BP Oil Spill: Two Years Later, Dispersants' Effects Still a Mystery
July 9, 2012— -- Two years ago this week, the wellhead that ruptured on the sea floor of the Gulf of Mexico, sending 4.9 million barrels of oil into the water, was capped. After three months, the end of the largest oil spill in the industry's history was in sight.
With the help of nearly 2 million gallons of toxic chemicals known as dispersants, BP and government agencies involved in the response managed to prevent most of the oil from reaching the shoreline. But while the Gulf Coast's seafood and tourism industries are slowly recovering, the effects of those dispersants — used underwater for the first time ever — remain murky.
"My stomach churns when I hear people say, 'We dodged a bullet,' because I've heard it so many times, but we shouldn't be so quick to wave this off," said James Cowan, a professor at Louisiana State University's School of the Coast and Environment. "This notion of 'Come back to the Gulf, eat seafood, it's fine' is a problem."
The health risks of dispersants used in the response to the Deepwater Horizon spill are not yet fully known, said Cheryl Murphy, an environmental toxicologist at Michigan State University, in part because the contamination that began in phytoplankton may take years to rise up the food chain to the seafood eaten by humans.
Scientists are already spotting red flags.

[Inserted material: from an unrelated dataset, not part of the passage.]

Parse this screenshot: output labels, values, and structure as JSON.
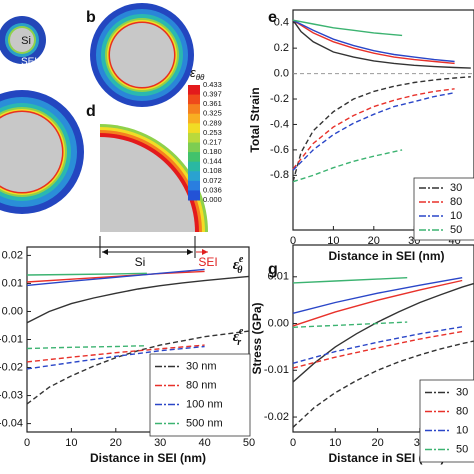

Cowan said the rates of dolphin and sea turtle deaths have risen to highly unusual levels in the Gulf of Mexico.
There is also clear evidence, he said, that contamination has been making strides up the food chain, with 2 to 5 percent of the gulf fish population affected. His greatest worry now, he said, is for fishermen who handle fish with lesions containing highly concentrated pathogens linked to the dispersants, which accelerate the breakup of oil.

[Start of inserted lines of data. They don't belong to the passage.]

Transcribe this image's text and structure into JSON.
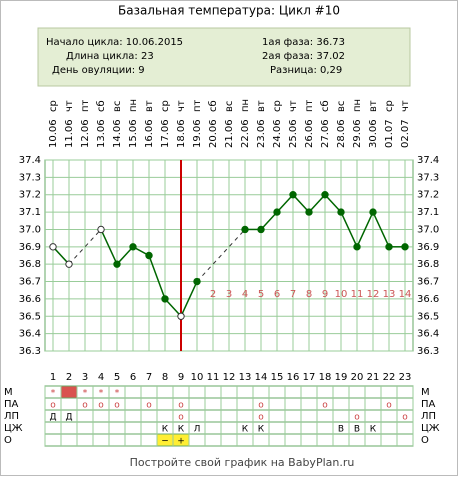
{
  "chart_data": {
    "type": "line",
    "title": "Базальная температура: Цикл #10",
    "info": {
      "cycle_start": "Начало цикла: 10.06.2015",
      "cycle_length": "Длина цикла: 23",
      "ovulation_day": "День овуляции: 9",
      "phase1": "1ая фаза: 36.73",
      "phase2": "2ая фаза: 37.02",
      "difference": "Разница: 0,29"
    },
    "categories": [
      1,
      2,
      3,
      4,
      5,
      6,
      7,
      8,
      9,
      10,
      11,
      12,
      13,
      14,
      15,
      16,
      17,
      18,
      19,
      20,
      21,
      22,
      23
    ],
    "dates": [
      "10.06",
      "11.06",
      "12.06",
      "13.06",
      "14.06",
      "15.06",
      "16.06",
      "17.06",
      "18.06",
      "19.06",
      "20.06",
      "21.06",
      "22.06",
      "23.06",
      "24.06",
      "25.06",
      "26.06",
      "27.06",
      "28.06",
      "29.06",
      "30.06",
      "01.07",
      "02.07"
    ],
    "weekdays": [
      "ср",
      "чт",
      "пт",
      "сб",
      "вс",
      "пн",
      "вт",
      "ср",
      "чт",
      "пт",
      "сб",
      "вс",
      "пн",
      "вт",
      "ср",
      "чт",
      "пт",
      "сб",
      "вс",
      "пн",
      "вт",
      "ср",
      "чт"
    ],
    "series": [
      {
        "name": "temperature",
        "color": "#006600",
        "values": [
          36.9,
          36.8,
          null,
          37.0,
          36.8,
          36.9,
          36.85,
          36.6,
          36.5,
          36.7,
          null,
          null,
          37.0,
          37.0,
          37.1,
          37.2,
          37.1,
          37.2,
          37.1,
          36.9,
          37.1,
          36.9,
          36.9
        ]
      }
    ],
    "open_markers": [
      1,
      2,
      4,
      9
    ],
    "ovulation_line": 9,
    "ovulation_color": "#cc0000",
    "phase_day_labels": [
      null,
      null,
      null,
      null,
      null,
      null,
      null,
      null,
      null,
      null,
      2,
      3,
      4,
      5,
      6,
      7,
      8,
      9,
      10,
      11,
      12,
      13,
      14
    ],
    "phase_label_color": "#cc5555",
    "ylim": [
      36.3,
      37.4
    ],
    "yticks": [
      {
        "value": 37.4,
        "label": "37.4"
      },
      {
        "value": 37.3,
        "label": "37.3"
      },
      {
        "value": 37.2,
        "label": "37.2"
      },
      {
        "value": 37.1,
        "label": "37.1"
      },
      {
        "value": 37.0,
        "label": "37.0"
      },
      {
        "value": 36.9,
        "label": "36.9"
      },
      {
        "value": 36.8,
        "label": "36.8"
      },
      {
        "value": 36.7,
        "label": "36.7"
      },
      {
        "value": 36.6,
        "label": "36.6"
      },
      {
        "value": 36.5,
        "label": "36.5"
      },
      {
        "value": 36.4,
        "label": "36.4"
      },
      {
        "value": 36.3,
        "label": "36.3"
      }
    ],
    "grid": true,
    "rows": [
      {
        "label": "М",
        "cells": [
          "*",
          null,
          "*",
          "*",
          "*",
          null,
          null,
          null,
          null,
          null,
          null,
          null,
          null,
          null,
          null,
          null,
          null,
          null,
          null,
          null,
          null,
          null,
          null
        ],
        "fill_days": [
          2
        ],
        "fill_color": "#d9534f"
      },
      {
        "label": "ПА",
        "cells": [
          "o",
          null,
          "o",
          "o",
          "o",
          null,
          "o",
          null,
          "o",
          null,
          null,
          null,
          null,
          "o",
          null,
          null,
          null,
          "o",
          null,
          null,
          null,
          "o",
          null
        ]
      },
      {
        "label": "ЛП",
        "cells": [
          "Д",
          "Д",
          null,
          null,
          null,
          null,
          null,
          null,
          "o",
          null,
          null,
          null,
          null,
          "o",
          null,
          null,
          null,
          null,
          null,
          "o",
          null,
          null,
          "o"
        ]
      },
      {
        "label": "ЦЖ",
        "cells": [
          null,
          null,
          null,
          null,
          null,
          null,
          null,
          "К",
          "К",
          "Л",
          null,
          null,
          "К",
          "К",
          null,
          null,
          null,
          null,
          "В",
          "В",
          "К",
          null,
          null
        ]
      },
      {
        "label": "О",
        "cells": [
          null,
          null,
          null,
          null,
          null,
          null,
          null,
          "−",
          "+",
          null,
          null,
          null,
          null,
          null,
          null,
          null,
          null,
          null,
          null,
          null,
          null,
          null,
          null
        ],
        "fill_days": [
          8,
          9
        ],
        "fill_color": "#ffee33"
      }
    ],
    "footer": "Постройте свой график на BabyPlan.ru"
  }
}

Significant gaps remain in researchers' understanding of the dispersants' environmental consequences, according to a report released by the Government Accountability Office earlier this month. Despite $15.5 million in federal funding for studies on dispersants — including $8 million since the gulf spill — scientists have yet to answer basic questions about how the chemicals affect underwater environments and what their potential risks to human health may be as the chemicals and their combinations with oil droplets move up the food chain.
The main dispersant used in the spill response was Corexit, a cocktail of 57 chemicals manufactured by Illinois-based Nalco. It was neither the most effective nor the least toxic oil dispersants, and it is banned from use in oil spills in the United Kingdom and Canada. But BP claimed that only Nalco could provide the quantities of dispersant needed the week of the disaster. By the time the well was capped, about 1.1 million gallons of dispersants were sprayed at the wellhead in addition to the nearly 1 million gallons poured onto the surface.
On Aug. 2, 2010, the Environmental Protection Agency defended the use of dispersants, arguing that the threat they posed to the environment was no greater than that of the oil. But the picture is much more complicated than that, many scientists say.
When oil combines with the dispersant chemicals, the result is more toxic than either substance individually, and the depth at which dispersants were released raises concerns that currents are carrying their dangers far beyond the wellhead, Cowan said.